Section: Overall Objectives

Programming securely with cryptography

In recent years, an increasing amount of sensitive data is being generated, manipulated, and accessed online, from bank accounts to health records. Both national security and individual privacy have come to rely on the security of web-based software applications. But even a single design flaw or implementation bug in an application may be exploited by a malicious criminal to steal, modify, or forge the private records of innocent users. Such attacks are becoming increasingly common and now affect millions of users every year.

The risks of deploying insecure software are too great to tolerate anything less than mathematical proof, but applications have become too large for security experts to examine by hand, and automated verification tools do not scale. Today, there is not a single widely-used web application for which we can give a proof of security, even against a small class of attacks. In fact, design and implementation flaws are still found in widely-distributed and thoroughly-vetted security libraries designed and implemented by experts.

Software security is in crisis. A focused research effort is needed if security programming and analysis techniques are to keep up with the rapid development and deployment of security-critical distributed applications based on new cryptographic protocols and secure hardware devices. The goal of our team Prosecco is to draw upon our expertise in cryptographic protocols and program verification to make decisive contributions in this direction.

Our vision is that, over its lifetime, Prosecco will contribute to making the use of formal techniques when programming with cryptography as natural as the use of a software debugger. To this end, our long-term goals are to design and implement programming language abstractions, cryptographic models, verification tools, and verified security libraries that developers can use to deploy provably secure distributed applications. Our target applications include cryptographic protocol implementations, hardware-based security APIs, smartphone- and browser-based web applications, and cloud-based web services. In particular, we aim to verify the full application: both the cryptographic core and the high-level application code. We aim to verify implementations, not just models. We aim to account for computational cryptography, not just its symbolic abstraction.

We identify five key focus areas for our research in the short- to medium term.

New programming languages for verified software

Building realistic verified applications requires new programming languages that enable the systematic development of efficient software hand-in-hand with their proofs of correctness. Our current focus is on designing and implementing the programming language F*, in collaboration with Microsoft Research. F* (pronounced F star) is an ML-like functional programming language aimed at program verification. Its type system includes polymorphism, dependent types, monadic effects, refinement types, and a weakest precondition calculus. Together, these features allow expressing precise and compact specifications for programs, including functional correctness and security properties. The F* type-checker aims to prove that programs meet their specifications using a combination of SMT solving and manual proofs. Programs written in F* can be translated to OCaml, F#, or C for execution.

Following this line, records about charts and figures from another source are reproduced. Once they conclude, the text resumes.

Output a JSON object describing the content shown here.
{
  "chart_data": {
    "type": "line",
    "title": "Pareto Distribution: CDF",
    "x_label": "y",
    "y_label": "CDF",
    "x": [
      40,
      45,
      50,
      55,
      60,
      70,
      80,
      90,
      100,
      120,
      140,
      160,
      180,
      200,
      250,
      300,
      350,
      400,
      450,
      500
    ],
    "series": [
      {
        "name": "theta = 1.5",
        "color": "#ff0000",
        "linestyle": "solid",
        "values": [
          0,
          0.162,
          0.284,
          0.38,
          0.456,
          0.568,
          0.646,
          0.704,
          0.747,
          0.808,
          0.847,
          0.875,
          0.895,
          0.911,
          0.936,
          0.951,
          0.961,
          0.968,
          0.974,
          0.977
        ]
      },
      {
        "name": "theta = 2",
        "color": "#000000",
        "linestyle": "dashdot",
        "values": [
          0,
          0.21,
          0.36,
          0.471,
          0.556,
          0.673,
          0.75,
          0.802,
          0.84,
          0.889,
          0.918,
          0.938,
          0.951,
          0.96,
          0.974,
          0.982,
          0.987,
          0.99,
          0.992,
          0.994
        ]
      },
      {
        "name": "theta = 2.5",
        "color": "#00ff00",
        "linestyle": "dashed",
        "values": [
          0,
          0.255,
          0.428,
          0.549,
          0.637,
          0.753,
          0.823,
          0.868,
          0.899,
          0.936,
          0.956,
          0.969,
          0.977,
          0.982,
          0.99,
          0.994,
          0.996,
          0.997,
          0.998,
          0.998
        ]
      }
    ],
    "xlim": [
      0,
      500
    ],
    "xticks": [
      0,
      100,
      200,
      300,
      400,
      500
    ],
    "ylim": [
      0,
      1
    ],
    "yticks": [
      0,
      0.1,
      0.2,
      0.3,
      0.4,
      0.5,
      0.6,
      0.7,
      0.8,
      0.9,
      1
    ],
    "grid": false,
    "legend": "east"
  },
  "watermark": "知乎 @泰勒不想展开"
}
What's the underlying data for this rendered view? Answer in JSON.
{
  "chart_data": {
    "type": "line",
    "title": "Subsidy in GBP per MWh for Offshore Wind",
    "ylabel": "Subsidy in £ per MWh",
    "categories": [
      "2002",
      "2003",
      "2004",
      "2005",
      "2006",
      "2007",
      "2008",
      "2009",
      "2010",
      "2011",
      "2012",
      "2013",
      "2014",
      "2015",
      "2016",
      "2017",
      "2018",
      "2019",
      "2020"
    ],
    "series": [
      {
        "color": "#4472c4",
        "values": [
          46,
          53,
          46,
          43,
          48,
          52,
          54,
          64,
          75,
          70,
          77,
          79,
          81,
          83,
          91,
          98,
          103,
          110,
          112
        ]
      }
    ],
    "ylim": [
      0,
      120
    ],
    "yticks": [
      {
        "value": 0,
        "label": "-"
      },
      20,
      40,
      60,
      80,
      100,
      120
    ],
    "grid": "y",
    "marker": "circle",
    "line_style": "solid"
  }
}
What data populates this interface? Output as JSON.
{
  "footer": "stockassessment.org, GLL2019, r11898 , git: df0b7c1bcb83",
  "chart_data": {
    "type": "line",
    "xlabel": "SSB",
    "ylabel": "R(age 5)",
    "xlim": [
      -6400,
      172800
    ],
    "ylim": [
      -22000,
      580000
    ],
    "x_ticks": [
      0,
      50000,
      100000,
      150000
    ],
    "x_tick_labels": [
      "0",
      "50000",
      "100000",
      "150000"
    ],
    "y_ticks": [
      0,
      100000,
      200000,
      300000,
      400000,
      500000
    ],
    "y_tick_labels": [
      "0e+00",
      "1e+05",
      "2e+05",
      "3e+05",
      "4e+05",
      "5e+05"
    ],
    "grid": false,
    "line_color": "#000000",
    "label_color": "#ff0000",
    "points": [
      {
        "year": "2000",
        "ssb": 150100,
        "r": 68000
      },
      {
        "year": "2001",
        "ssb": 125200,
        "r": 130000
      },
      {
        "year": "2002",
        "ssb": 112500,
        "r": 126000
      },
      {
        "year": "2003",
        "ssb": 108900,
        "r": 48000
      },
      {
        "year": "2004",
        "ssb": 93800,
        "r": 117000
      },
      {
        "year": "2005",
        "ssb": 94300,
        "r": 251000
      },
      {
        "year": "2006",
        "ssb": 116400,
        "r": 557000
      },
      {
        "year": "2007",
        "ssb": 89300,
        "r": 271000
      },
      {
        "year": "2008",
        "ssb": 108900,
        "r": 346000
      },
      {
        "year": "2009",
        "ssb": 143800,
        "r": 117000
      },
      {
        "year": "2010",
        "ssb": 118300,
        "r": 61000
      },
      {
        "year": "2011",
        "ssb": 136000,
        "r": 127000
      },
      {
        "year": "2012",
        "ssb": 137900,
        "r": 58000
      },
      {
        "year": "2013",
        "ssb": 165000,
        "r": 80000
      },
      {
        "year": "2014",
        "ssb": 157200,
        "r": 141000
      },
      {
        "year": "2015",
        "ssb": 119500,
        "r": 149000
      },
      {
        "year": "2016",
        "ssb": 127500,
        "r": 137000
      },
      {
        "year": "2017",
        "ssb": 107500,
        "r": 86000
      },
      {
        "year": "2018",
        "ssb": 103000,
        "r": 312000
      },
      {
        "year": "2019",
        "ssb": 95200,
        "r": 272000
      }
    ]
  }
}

Symbolic verification of cryptographic applications

We aim to develop our own security verification tools for models and implementations of cryptographic protocols and security APIs using symbolic cryptography. Our starting point is the tools we have previously developed: the specialized cryptographic prover ProVerif, the reverse engineering and formal test tool Tookan, and the security type systems F7 and F* for the programming language F#. These tools are already used to verify industrial-strength cryptographic protocol implementations and commercial cryptographic hardware. We plan to extend and combine these approaches to capture more sophisticated attacks on applications consisiting of protocols, software, and hardware, as well as to prove symbolic security properties for such composite systems.

Computational verification of cryptographic applications

We aim to develop our own cryptographic application verification tools that use the computational model of cryptography. The tools include the computational prover CryptoVerif, and the computationally sound type system F* for applications written in F#. Working together, we plan to extend these tools to analyze, for the first time, cryptographic protocols, security APIs, and their implementations under fully precise cryptographic assumptions. We also plan to pursue links between symbolic and computational verification, such as computational soundness results that enable computational proofs by symbolic techniques.

Efficient formally secure compilers for tagged architectures

We aim to leverage emerging hardware capabilities for fine-grained protection to build the first, efficient secure compilers for realistic programming languages, both low-level (the C language) and high-level (ML and F*, a dependently-typed variant). These compilers will provide a secure semantics for all programs and will ensure that high-level abstractions cannot be violated even when interacting with untrusted low-level code. To achieve this level of security without sacrificing efficiency, our secure compilers will target a tagged architecture, which associates a metadata tag to each word and efficiently propagates and checks tags according to software-defined rules. We will use property-based testing and formal verification to provide high confidence that our compilers are indeed secure.

Building provably secure web applications

We aim to develop analysis tools and verified libraries to help programmers build provably secure web applications. The tools will include static and dynamic verification tools for client- and server-side JavaScript web applications, their verified deployment within HTML5 websites and browser extensions, as well as type-preserving compilers from high-level applications written in F* to JavaScript. In addition, we plan to model new security APIs in browsers and smartphones and develop the first formal semantics for various HTML5 web standards. We plan to combine these tools and models to analyze the security of multi-party web applications, consisting of clients on browsers and smartphones, and servers in the cloud.